Limitations & Future Work

  • Experiments are conducted only on single-node 2–4 GPU configurations; the practical speedup in large-scale Expert Parallelism (EP) settings is not empirically validated, though the theoretical analysis argues the conclusions remain valid.
  • The assumption of uniform expert activation may not hold in practice; real-world load imbalance could affect the precision of theoretical derivations, even though SOTA models encourage load balance through auxiliary losses.
  • The possibility of designing draft models tailored to MoE characteristics is not explored—for instance, whether using a MoE-structured draft model could further improve speedup.
  • Performance modeling requires a small number of GPU measurements to fit parameters, preventing purely theoretical prediction.
  • Offloading and EP scenarios are discussed but lack corresponding experimental validation.
  • vs.

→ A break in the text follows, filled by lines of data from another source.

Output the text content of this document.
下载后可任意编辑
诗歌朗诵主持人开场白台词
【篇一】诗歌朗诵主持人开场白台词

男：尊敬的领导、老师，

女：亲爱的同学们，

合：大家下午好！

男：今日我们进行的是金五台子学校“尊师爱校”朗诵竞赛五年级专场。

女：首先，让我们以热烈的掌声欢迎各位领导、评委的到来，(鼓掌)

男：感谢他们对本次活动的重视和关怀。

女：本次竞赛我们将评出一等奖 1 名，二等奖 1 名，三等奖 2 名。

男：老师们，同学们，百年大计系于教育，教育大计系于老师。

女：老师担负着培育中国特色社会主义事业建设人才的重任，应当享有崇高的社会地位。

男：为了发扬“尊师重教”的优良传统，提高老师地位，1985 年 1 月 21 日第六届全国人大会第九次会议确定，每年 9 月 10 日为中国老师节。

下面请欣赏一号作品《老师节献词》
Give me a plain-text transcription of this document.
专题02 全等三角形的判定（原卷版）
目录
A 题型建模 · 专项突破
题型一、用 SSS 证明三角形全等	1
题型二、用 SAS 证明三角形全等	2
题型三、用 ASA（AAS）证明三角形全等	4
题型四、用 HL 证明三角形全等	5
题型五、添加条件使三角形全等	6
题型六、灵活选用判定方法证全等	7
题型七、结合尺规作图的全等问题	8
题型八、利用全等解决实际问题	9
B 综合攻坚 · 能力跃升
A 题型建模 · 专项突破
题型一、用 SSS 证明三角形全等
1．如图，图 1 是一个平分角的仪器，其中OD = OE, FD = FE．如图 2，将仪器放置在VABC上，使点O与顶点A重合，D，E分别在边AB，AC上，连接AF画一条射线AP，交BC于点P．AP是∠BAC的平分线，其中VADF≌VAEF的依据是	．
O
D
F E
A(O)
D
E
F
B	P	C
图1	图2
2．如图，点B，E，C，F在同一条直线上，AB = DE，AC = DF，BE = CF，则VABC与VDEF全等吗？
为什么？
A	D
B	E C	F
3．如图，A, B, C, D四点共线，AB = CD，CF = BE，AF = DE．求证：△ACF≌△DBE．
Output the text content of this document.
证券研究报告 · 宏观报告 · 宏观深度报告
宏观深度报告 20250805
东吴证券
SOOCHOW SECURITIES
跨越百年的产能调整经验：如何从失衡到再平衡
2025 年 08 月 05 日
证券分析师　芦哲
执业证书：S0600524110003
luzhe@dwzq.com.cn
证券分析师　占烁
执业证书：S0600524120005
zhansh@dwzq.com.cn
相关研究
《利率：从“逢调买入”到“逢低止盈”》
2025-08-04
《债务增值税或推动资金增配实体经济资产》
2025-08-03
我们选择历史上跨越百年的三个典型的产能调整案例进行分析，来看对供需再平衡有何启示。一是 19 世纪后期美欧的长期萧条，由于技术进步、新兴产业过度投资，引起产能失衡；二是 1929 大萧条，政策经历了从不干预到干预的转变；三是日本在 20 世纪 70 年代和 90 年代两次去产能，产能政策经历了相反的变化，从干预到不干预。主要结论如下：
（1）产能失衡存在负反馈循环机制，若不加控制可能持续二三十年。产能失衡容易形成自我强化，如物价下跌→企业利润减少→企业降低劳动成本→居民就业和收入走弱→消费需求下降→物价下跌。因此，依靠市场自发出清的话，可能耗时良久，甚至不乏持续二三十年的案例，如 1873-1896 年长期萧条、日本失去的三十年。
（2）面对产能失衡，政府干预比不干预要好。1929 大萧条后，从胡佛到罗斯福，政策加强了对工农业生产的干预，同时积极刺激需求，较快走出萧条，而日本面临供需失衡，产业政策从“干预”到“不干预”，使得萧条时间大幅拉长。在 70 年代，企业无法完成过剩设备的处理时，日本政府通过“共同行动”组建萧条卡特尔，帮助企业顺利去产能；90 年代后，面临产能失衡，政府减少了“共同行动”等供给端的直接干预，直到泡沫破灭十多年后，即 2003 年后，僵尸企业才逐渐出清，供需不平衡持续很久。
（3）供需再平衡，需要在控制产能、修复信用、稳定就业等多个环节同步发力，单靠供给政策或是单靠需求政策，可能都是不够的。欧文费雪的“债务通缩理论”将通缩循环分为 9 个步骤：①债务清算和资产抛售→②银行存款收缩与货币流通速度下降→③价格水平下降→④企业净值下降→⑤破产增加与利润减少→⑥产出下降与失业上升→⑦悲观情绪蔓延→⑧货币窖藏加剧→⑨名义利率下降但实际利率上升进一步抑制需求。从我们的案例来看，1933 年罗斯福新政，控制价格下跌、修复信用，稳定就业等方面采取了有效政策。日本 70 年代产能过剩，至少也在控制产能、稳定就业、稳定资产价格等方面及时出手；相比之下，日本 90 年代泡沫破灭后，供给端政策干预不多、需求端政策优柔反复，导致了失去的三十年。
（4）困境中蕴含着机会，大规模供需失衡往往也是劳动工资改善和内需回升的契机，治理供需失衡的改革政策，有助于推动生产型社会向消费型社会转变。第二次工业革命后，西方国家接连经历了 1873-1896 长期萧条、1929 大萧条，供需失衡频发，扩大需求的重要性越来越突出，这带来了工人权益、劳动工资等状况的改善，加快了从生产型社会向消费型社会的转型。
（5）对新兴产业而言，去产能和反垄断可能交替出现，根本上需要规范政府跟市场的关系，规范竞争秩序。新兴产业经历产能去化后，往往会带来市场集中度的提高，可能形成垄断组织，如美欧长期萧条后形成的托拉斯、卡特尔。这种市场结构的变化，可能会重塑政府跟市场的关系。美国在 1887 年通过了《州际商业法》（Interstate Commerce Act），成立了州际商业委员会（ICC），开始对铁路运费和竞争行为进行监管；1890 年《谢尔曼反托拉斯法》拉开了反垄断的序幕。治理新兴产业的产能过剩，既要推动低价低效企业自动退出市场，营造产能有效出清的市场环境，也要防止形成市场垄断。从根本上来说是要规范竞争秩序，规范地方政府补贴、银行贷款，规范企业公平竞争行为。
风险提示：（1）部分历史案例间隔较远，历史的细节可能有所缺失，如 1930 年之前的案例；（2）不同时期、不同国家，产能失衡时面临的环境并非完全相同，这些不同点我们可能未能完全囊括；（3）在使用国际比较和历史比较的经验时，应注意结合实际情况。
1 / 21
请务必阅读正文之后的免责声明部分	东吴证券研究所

MagicDec: MagicDec first challenged the belief that "SD is unsuitable for large batch sizes," discovering that long-sequence scenarios alter the compute-to-memory-access ratio via KV cache, making SD effective. MoESD identifies another condition for SD effectiveness from the model architecture perspective (MoE sparsity). The two findings are complementary.
  • vs. EAGLE/Medusa and other SD algorithms: These works focus on improving acceptance rate, whereas MoESD addresses system-level factors. The two directions are orthogonal and can be combined.
  • vs. MoE compression/offloading methods: Compression methods (pruning, quantization, etc.) trade accuracy for speed; offloading methods exploit expert load imbalance; MoESD provides a lossless acceleration path that does not rely on expert imbalance.

Rating

  • Novelty: ⭐⭐⭐⭐ Challenges the widely accepted belief that "SD is ineffective for MoE" with precise insights, though no new algorithm is proposed.
  • Experimental Thoroughness: ⭐⭐⭐⭐ Validated across multiple hardware platforms, models, and datasets with strong theory-experiment alignment; lacks large-scale EP experiments.
  • Writing Quality: ⭐⭐⭐⭐⭐ Logic flows clearly from theoretical derivation to experimental validation; rigorous formulations and rich figures and tables.
  • Value: ⭐⭐⭐⭐ Provides a new perspective on MoE inference acceleration with direct applicability to private deployment and latency-sensitive scenarios.